Coverage: Wage growth rises at fastest rate in a decade
U.S. workers are seeing the largest nominal wage increase in a decade, the Labor Department reported Wednesday, as companies compete harder for employees than they did in recent years.
Heather Long of The Washington Post had the news:
Wages rose 2.9 percent from September 2017 to September 2018, according to the Labor Department’s Employment Cost Index for civilian workers, a widely watched measure of pay that does not take inflation into account.
That is the biggest increase — not adjusted for inflation — since the year that ended in September 2008.
Prices have risen significantly in the past year, especially for gas and rent. Adjusted for inflation, workers’ wages grew 0.6 percent over the year, making the increase the largest since 2016, according to the Labor Department.
Sluggish pay growth has been one of the biggest problems in this recovery, but employers are finally having to hike wages at a more normal level typically seen during good economic times.

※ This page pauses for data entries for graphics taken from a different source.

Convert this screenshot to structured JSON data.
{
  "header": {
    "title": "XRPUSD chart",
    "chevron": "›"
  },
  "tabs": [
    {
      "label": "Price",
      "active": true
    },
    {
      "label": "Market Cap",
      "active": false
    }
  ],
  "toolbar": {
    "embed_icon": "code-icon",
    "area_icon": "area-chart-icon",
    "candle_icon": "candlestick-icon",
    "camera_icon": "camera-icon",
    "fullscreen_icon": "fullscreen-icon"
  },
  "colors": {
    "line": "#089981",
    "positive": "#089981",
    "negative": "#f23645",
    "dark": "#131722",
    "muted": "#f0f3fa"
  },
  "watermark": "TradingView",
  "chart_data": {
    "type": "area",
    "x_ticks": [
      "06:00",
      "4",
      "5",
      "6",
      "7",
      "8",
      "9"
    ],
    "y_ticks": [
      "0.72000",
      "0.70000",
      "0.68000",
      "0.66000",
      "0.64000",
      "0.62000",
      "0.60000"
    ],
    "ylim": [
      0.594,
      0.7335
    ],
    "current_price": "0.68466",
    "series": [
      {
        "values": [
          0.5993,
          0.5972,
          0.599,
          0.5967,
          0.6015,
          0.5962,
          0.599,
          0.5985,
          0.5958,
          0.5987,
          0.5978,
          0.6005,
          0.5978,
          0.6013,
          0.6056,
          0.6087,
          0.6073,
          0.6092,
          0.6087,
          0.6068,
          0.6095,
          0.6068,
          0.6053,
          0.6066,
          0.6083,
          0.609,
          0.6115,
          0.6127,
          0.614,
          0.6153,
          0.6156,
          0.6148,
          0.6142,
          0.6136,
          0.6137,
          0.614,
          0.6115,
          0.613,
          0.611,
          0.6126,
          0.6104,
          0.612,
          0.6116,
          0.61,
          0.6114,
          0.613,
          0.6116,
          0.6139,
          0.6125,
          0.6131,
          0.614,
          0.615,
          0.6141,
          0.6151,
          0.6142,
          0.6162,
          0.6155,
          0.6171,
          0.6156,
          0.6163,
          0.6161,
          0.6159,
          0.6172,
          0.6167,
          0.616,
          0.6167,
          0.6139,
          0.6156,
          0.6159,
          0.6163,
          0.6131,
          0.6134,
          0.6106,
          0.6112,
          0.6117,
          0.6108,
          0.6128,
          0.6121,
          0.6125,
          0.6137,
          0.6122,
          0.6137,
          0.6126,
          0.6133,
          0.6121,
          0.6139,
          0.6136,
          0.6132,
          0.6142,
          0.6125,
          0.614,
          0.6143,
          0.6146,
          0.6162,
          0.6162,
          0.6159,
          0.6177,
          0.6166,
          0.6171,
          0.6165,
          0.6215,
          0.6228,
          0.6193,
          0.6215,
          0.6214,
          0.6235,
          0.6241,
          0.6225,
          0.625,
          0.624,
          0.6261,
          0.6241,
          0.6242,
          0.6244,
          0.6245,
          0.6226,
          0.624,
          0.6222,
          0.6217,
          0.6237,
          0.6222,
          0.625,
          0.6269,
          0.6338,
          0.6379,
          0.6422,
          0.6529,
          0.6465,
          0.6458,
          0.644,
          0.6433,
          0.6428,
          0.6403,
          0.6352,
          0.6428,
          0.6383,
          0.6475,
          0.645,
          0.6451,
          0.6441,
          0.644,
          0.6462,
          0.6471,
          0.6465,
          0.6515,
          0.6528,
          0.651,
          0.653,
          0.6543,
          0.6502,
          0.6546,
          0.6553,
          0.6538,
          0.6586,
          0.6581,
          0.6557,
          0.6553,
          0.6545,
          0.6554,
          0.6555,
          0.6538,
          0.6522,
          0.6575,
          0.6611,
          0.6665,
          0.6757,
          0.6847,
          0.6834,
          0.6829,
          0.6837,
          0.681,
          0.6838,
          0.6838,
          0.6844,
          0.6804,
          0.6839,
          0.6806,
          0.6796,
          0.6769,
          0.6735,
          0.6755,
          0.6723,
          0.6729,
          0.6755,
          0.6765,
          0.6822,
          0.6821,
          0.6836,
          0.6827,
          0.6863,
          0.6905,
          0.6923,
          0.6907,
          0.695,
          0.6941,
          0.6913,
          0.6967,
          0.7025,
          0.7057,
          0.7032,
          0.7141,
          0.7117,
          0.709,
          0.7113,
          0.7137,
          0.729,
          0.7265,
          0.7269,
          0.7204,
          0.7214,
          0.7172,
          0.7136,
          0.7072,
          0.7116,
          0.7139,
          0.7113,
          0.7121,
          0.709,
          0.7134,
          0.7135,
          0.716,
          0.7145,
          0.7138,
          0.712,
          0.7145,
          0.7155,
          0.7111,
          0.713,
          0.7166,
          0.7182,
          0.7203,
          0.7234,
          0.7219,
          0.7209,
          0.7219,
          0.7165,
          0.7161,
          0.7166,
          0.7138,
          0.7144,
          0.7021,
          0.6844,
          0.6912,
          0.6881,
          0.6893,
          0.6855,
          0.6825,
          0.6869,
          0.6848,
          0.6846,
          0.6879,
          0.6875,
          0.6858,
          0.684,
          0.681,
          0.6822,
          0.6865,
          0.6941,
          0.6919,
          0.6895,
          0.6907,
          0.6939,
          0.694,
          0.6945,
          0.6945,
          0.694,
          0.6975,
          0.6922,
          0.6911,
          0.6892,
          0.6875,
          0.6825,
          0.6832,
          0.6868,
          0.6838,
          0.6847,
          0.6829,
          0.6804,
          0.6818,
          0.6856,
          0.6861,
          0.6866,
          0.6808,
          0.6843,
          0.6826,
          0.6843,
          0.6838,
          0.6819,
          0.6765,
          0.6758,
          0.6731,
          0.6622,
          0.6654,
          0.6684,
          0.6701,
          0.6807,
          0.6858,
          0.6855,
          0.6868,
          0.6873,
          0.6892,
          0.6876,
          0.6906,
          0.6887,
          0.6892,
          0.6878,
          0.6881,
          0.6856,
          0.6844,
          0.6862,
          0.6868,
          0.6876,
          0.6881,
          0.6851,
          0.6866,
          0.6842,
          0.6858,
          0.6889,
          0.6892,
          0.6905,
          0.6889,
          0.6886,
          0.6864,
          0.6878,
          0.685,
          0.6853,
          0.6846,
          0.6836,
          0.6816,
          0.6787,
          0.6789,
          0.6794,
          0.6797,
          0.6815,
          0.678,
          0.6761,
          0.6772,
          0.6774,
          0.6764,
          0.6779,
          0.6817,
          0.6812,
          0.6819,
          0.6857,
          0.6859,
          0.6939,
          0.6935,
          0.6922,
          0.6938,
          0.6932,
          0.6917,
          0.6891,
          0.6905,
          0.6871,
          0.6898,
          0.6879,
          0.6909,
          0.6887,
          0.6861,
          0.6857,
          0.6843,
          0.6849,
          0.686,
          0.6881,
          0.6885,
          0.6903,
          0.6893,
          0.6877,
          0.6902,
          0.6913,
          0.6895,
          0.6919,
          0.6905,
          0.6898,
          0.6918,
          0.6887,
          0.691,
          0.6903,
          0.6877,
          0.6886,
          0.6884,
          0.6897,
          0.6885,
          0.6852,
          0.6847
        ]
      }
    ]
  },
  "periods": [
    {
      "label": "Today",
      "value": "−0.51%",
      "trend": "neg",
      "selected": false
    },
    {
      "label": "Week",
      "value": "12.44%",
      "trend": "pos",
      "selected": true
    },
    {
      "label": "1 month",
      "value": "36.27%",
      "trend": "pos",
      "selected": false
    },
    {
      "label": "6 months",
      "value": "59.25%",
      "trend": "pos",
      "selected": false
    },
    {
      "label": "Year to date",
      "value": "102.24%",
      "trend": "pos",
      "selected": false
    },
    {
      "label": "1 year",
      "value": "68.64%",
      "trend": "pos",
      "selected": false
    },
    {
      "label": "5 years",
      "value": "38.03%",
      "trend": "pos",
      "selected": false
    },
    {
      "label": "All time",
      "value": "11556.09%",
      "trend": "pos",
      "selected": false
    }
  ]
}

Sylvan Lane of The Hill reported that wage growth has lagged job growth since the recession:
Wage growth slowed substantially after the great recession and has lagged behind the massive growth in U.S. jobs and equity markets throughout the recovery. With unemployment at 3.7 percent, the uptick in wage growth suggests that businesses are ramping up efforts to expand their payrolls with greater compensation.
The ADP national employment report, also released Wednesday, showed private businesses adding 227,000 jobs in October, beating economists’ expectations for an increase of 189,000. The Labor Department will release its jobs report on Friday.
The U.S. economy appears to be in solid shape heading into 2019, boasting unemployment near record lows and a strong 3.5-percent growth rate in the third quarter.
Even so, the lagging stock market, declining global growth, lagging business investment and trade wars between major economies have raised concerns about an impending slowdown.
Jeff Cox of CNBC.com reported that wages have been helped by minimum wage laws in some states:
Overall compensation costs for civilian workers rose 2.8 percent, tamped down in part by the small rise in benefit costs, which rose 1.9 percent for the 12-month period ending in September. Employers have been looking for non-salary measures to retain workers, but may have to start increasing wages to attract and retain talent.
In addition to the tighter job market, various states, communities and private companies have passed minimum wage increases, adding to inflation pressures.
At an occupational level, compensation costs increased 4.8 percent for information technology and 3.5 percent for sales and office and service occupations.
State and local government compensation costs rose just 2.5 percent, just one-tenth of a point more than the increase for the same period a year ago.